PAQR11 interacts with PDE4D and promotes its degradation via SKP1-CUL1-FBXO2 complex

As PAQR11 could modulate the protein level of PDE4D, we postulated that PAQR11 might physically interact with PDE4D. Consistent with our hypothesis, a co-immunoprecipitation experiment in HEK293T cells revealed that PAQR11 could associate with PDE4D (Figure 4A). To confirm the interaction of PAQR11 with PDE4D, we performed a proximity ligation assay (PLA), a method that allows both visualization and quantification of protein interactions when the two proteins are closer than 40 nm in spatial distance. As a positive control, PLA revealed a positive result (Figure 4B, middle panel) with the interaction of PAQR3 with G protein β1 subunit (Gβ1) as reported previously [21]; there was no red spot signal with the negative control (Figure 4B, the lower panel).

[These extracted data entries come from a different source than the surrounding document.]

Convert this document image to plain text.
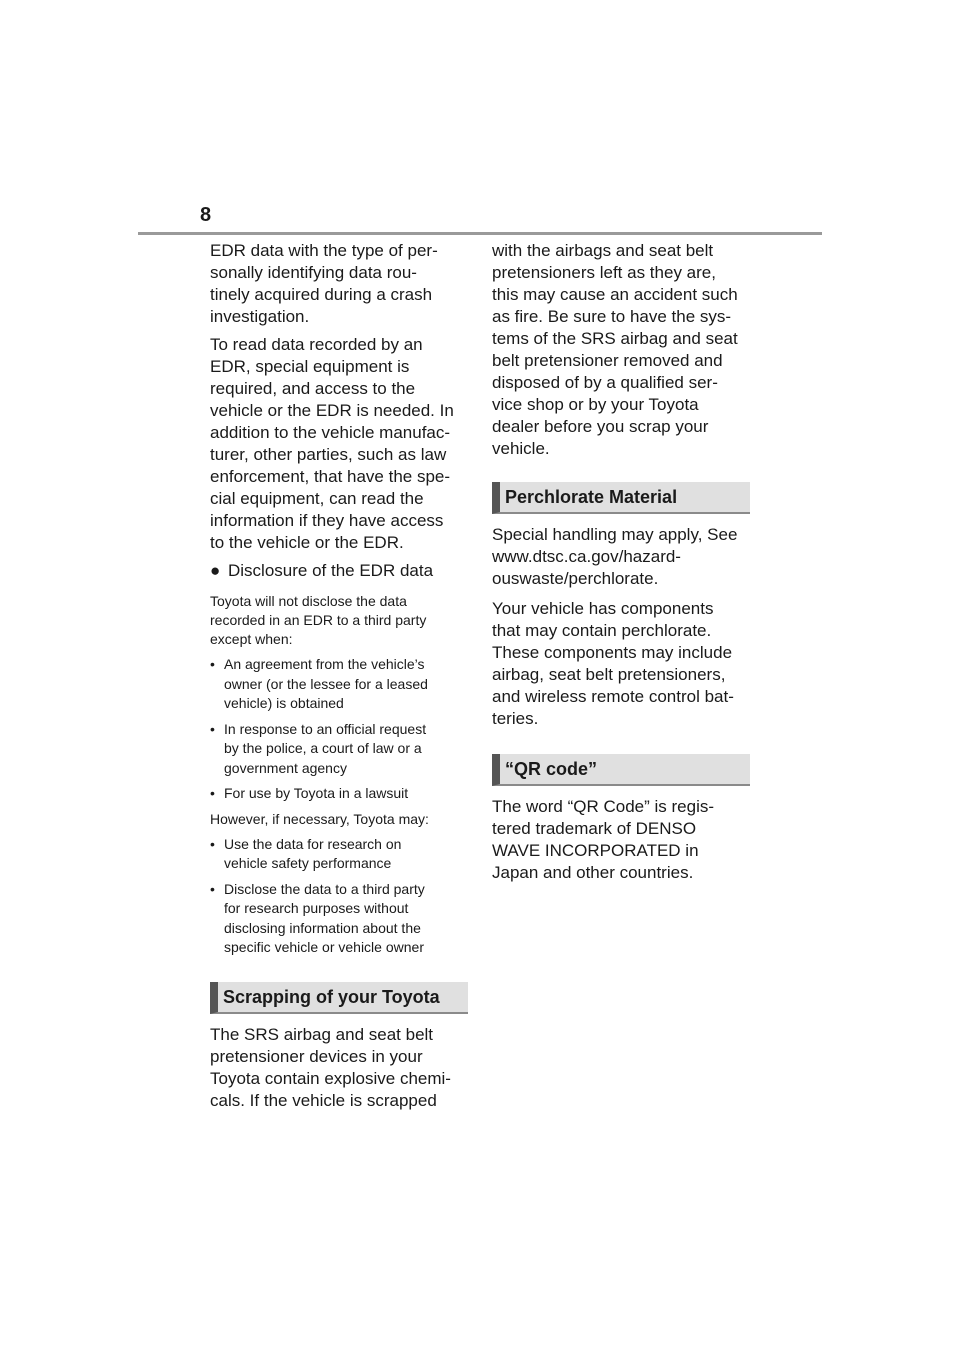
8

EDR data with the type of per-
sonally identifying data rou-
tinely acquired during a crash
investigation.

To read data recorded by an
EDR, special equipment is
required, and access to the
vehicle or the EDR is needed. In
addition to the vehicle manufac-
turer, other parties, such as law
enforcement, that have the spe-
cial equipment, can read the
information if they have access
to the vehicle or the EDR.

● Disclosure of the EDR data

Toyota will not disclose the data
recorded in an EDR to a third party
except when:

• An agreement from the vehicle’s
owner (or the lessee for a leased
vehicle) is obtained
• In response to an official request
by the police, a court of law or a
government agency
• For use by Toyota in a lawsuit

However, if necessary, Toyota may:

• Use the data for research on
vehicle safety performance
• Disclose the data to a third party
for research purposes without
disclosing information about the
specific vehicle or vehicle owner
Scrapping of your Toyota

The SRS airbag and seat belt
pretensioner devices in your
Toyota contain explosive chemi-
cals. If the vehicle is scrapped

with the airbags and seat belt
pretensioners left as they are,
this may cause an accident such
as fire. Be sure to have the sys-
tems of the SRS airbag and seat
belt pretensioner removed and
disposed of by a qualified ser-
vice shop or by your Toyota
dealer before you scrap your
vehicle.

Perchlorate Material

Special handling may apply, See
www.dtsc.ca.gov/hazard-
ouswaste/perchlorate.

Your vehicle has components
that may contain perchlorate.
These components may include
airbag, seat belt pretensioners,
and wireless remote control bat-
teries.

“QR code”

The word “QR Code” is regis-
tered trademark of DENSO
WAVE INCORPORATED in
Japan and other countries.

Notably, the interaction between PAQR11 and PDE4D was found by PLA (Figure 4B, upper panel). We next investigated whether PAQR11 could regulate the protein stability of PDE4D. We analyzed the half-life of PDE4D protein in HEK293T cells by treating the cells with cycloheximide to stop synthesis of new proteins. Overexpression of PAQR11 slowed down the degradation rate of PDE4D protein (Figure 4C). To determine whether PAQR11 could affect the proteasome-mediated degradation of PDE4D protein, we analyzed PDE4D protein polyubiquitination levels in the presence or absence of MG132, a proteasome inhibitor. In the presence of MG132, PDE4D polyubiquitination levels were reduced by PAQR11 overexpression in HEK293T cells (Figure 4D).

Figure 4

PAQR11 interacts with PDE4D and accelerates its degradation. (A) Co-immunoprecipitation of PAQR11 with PDE4D. HEK293T cells were transfected with the plasmids as indicated, followed by immunoprecipitation (IP) and immunoblotting (IB) with the antibodies as indicated. (B) Interaction of PAQR11 and PDE4D using Duolink PLA. Hela cells were co-transfected with Myc-tagged PAQR11, GFP-fused PDE4D, GFP-fused PAQR3, and Flag-tagged Gβ1 as indicated. PLA signals are shown in red, and there was no primary antibody for negative control which was over-expressing PAQR11 and PDE4D. (C) PAQR11 modulates the protein half-life of PDE4D. HEK293T cells were transfected with the plasmids as indicated and treated with cycloheximide (CHX) for various times. The cell lysate was used in immunoblotting with the antibodies as indicated. Quantitative measurement of PDE4D protein is shown in the lower panel (mean ± SD, ∗∗ for P < 0.01 and ∗∗∗ for P < 0.001 and ns for non-significant). The same experiments were repeated three time with similar results. (D) PAQR11 overexpression decreases poly-ubiquitination of PDE4D. HEK293T cells were transfected with the plasmids as indicated. The cells were pretreated with MG132 (10 μM) for 6 h, followed by IP and IB with the antibodies as indicated.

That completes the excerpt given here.